For the first time in history, we have both the knowledge and the capabilities (if we work hand in hand with our primary care providers) to force together substantial change. We are at a unique time in the history. In five or ten years, we might well look back with amazement at the pace of the changes that are currently taking place. The route is clear: We know what to do. We know how to make the system better. The crucial question is whether we have the courage to take on this difficult solution. But are strength lies in the fact that the primary care physicians want to help us take this on a wholesale transformation at the Micro primary care practice level in exchange for payment reform at the Macro level.

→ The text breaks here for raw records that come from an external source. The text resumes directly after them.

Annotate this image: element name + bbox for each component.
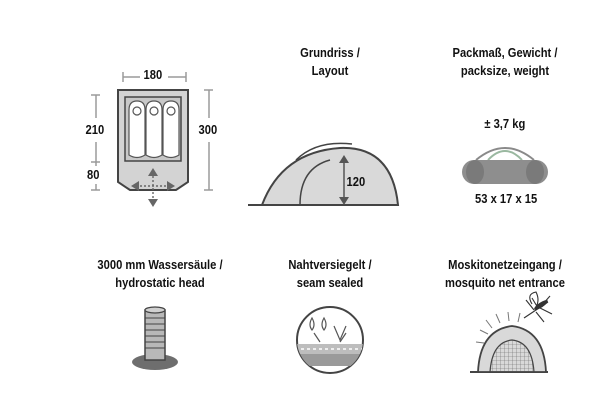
- hydrostatic-title-line2: hydrostatic head: [115, 275, 205, 290]
- floorplan-inner-length-label: 210: [85, 122, 105, 137]
- layout-title-line2: Layout: [311, 63, 349, 78]
- seams-title-line2: seam sealed: [296, 275, 364, 290]
- floorplan-total-length-label: 300: [198, 122, 218, 137]
- floorplan-width-label: 180: [143, 67, 163, 82]
- pack-title-line2: packsize, weight: [460, 63, 550, 78]
- hydrostatic-title-line1: 3000 mm Wassersäule /: [97, 257, 223, 272]
- mosquito-title-line1: Moskitonetzeingang /: [448, 257, 562, 272]
- layout-title-line1: Grundriss /: [300, 45, 360, 60]
- pack-dimensions: 53 x 17 x 15: [475, 191, 538, 206]
- tent-height-label: 120: [346, 174, 366, 189]
- pack-weight: ± 3,7 kg: [484, 116, 526, 131]
- mosquito-title-line2: mosquito net entrance: [445, 275, 565, 290]
- seams-title-line1: Nahtversiegelt /: [288, 257, 372, 272]
- pack-title-line1: Packmaß, Gewicht /: [452, 45, 558, 60]
- floorplan-vestibule-label: 80: [87, 167, 100, 182]
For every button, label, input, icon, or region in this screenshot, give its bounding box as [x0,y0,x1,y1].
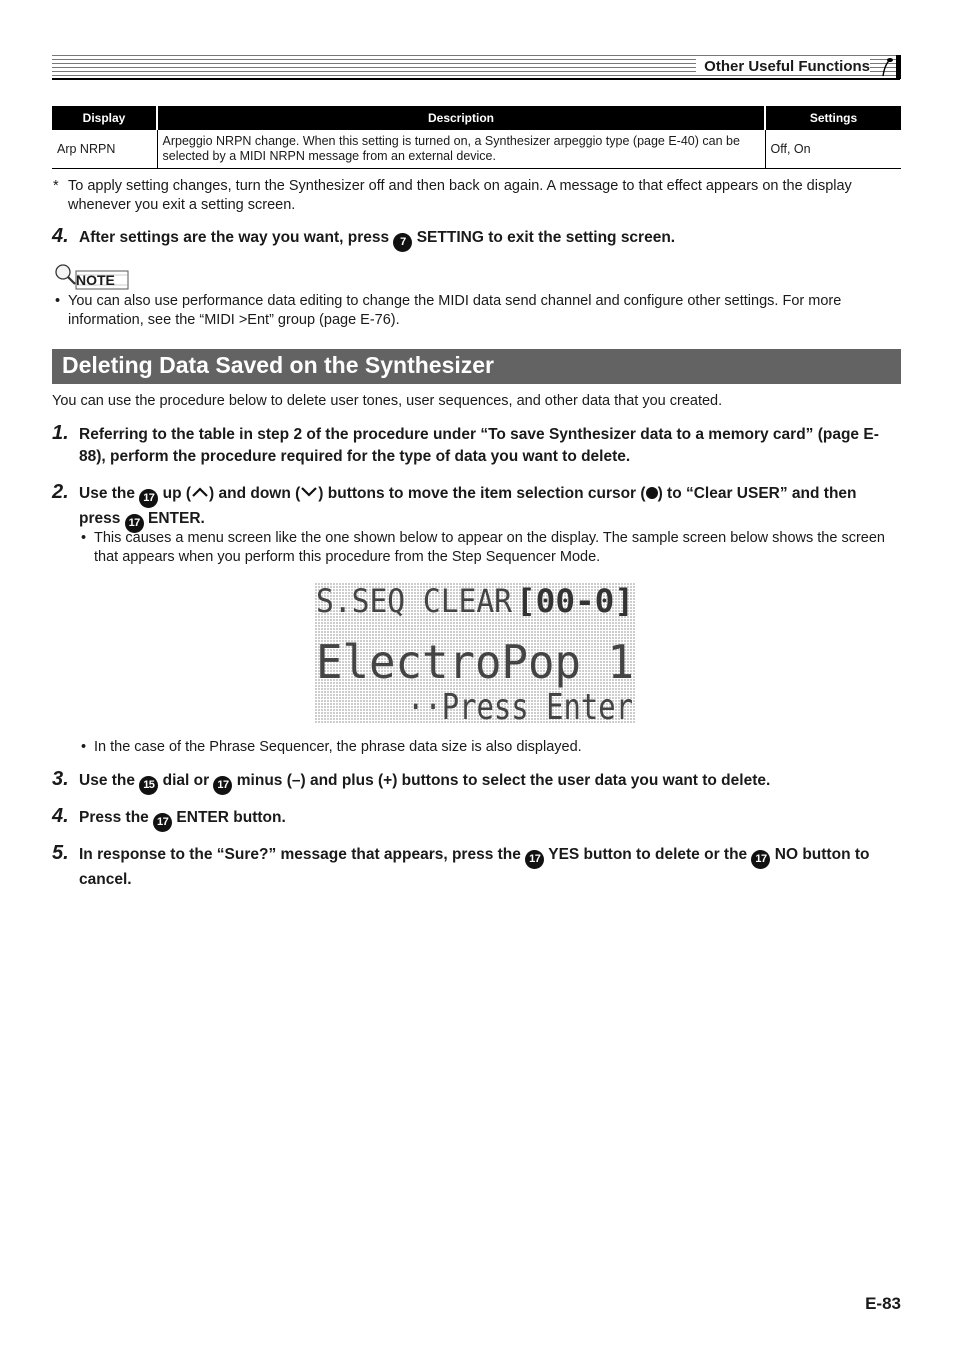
column-header: Display [52,106,157,130]
button-number-icon: 17 [213,776,232,795]
section-title: Deleting Data Saved on the Synthesizer [62,352,495,378]
button-number-icon: 17 [525,850,544,869]
button-number-icon: 7 [393,233,412,252]
lcd-line-1-box: [00-0] [516,582,634,620]
page-number: E-83 [865,1294,901,1313]
table-cell-settings: Off, On [765,130,901,169]
settings-table [52,106,901,169]
step-text: Press the 17 ENTER button. [79,807,901,832]
step-number: 4. [52,225,69,247]
header-title: Other Useful Functions [696,58,870,75]
button-number-icon: 15 [139,776,158,795]
button-number-icon: 17 [751,850,770,869]
step-text: In response to the “Sure?” message that appears, press the 17 YES button to delete or the 17 NO button to cancel. [79,846,870,888]
header-tab-icon [879,55,901,79]
bullet-marker: • [81,530,87,546]
step-text: Use the 17 up ( ) and down ( ) buttons to move the item selection cursor ( ) to “Clear USER” and then press 17 ENTER. [79,483,901,533]
bullet-text: This causes a menu screen like the one shown below to appear on the display. The sample screen below shows the screen that appears when you perform this procedure from the Step Sequencer Mode. [94,530,885,565]
step-text: Use the 15 dial or 17 minus (–) and plus (+) buttons to select the user data you want to delete. [79,770,901,795]
lcd-line-3: ··Press Enter [407,687,633,728]
footnote-marker: * [53,178,59,194]
note-label: NOTE [76,272,115,288]
button-number-icon: 17 [139,489,158,508]
bullet-marker: • [81,739,87,755]
table-header-row [52,106,901,130]
table-cell-display: Arp NRPN [52,130,157,169]
chevron-down-icon [300,486,318,498]
button-number-icon: 17 [153,813,172,832]
step-number: 3. [52,768,69,790]
section-heading [52,349,901,384]
note-text: You can also use performance data editing to change the MIDI data send channel and configure other settings. For more information, see the “MIDI >Ent” group (page E-76). [68,293,842,328]
step-number: 5. [52,842,69,864]
button-number-icon: 17 [125,514,144,533]
chevron-up-icon [191,486,209,498]
step-number: 1. [52,422,69,444]
lcd-line-1: S.SEQ CLEAR [316,582,513,620]
step-text: After settings are the way you want, press 7 SETTING to exit the setting screen. [79,227,899,252]
step-number: 4. [52,805,69,827]
lcd-line-2: ElectroPop 1 [316,635,634,689]
column-header: Settings [765,106,901,130]
lcd-display [315,582,636,728]
cursor-dot-icon [646,487,658,499]
bullet-text: In the case of the Phrase Sequencer, the phrase data size is also displayed. [94,739,582,755]
step-text: Referring to the table in step 2 of the procedure under “To save Synthesizer data to a memory card” (page E-88), perform the procedure required for the type of data you want to delete. [79,426,879,465]
section-intro: You can use the procedure below to delete user tones, user sequences, and other data that you created. [52,393,723,409]
table-cell-description: Arpeggio NRPN change. When this setting is turned on, a Synthesizer arpeggio type (page E-40) can be selected by a MIDI NRPN message from an external device. [157,130,765,169]
column-header: Description [157,106,765,130]
note-bullet: • [55,293,61,309]
table-row [52,130,901,169]
footnote-text: To apply setting changes, turn the Synthesizer off and then back on again. A message to that effect appears on the display whenever you exit a setting screen. [68,178,852,213]
step-number: 2. [52,481,69,503]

So how do we as large employers join the ranks of other systems like the VA and Denmark that have driven as much as 60% of the inefficiencies out of the system.
In step lock with our partners, the primary care providers, lets make it clear to the healthcare benefit companies that we deal with that as an employer buyer it is no longer business as usual. Let also be counted on as employers to send the same message to the other large healthcare buyers Health and Human Services, CMS, Medicaid, Federal Employees, DOD TRICARE, the White House, Congress, State and local government and others.
Demand of ourselves and our Healthcare benefit companies: Comprehensive, continuous, patient centered, personal and holistic primary care which is based on strong relationships between patients and their physician — this is foundational to good health. Practice and payment reform are the prescriptions for achieving it.
Behavioral health care has been left out of this initiative. Since 60%-70% of all visits to primary care have no biological basis, this is an oversight. The current methods for managing behavioral health through tight supply side mechanisms drive, most people to traditional medicine. We have generated huge savings, freed MD time and the satisfaction scores from pts and MDs are over 97% by properly educating and implementing mental health professionals inside primary care.
The medical home model is a good way to replace one of our negative healthcare system processes, which fails to deliver value to patient for many reasons, with a positive patient-centered process. I discuss this in a series of posts on my blog about the Patient-Centered Life-Cycle Value Chain strategy.
Not one comment about this? Really???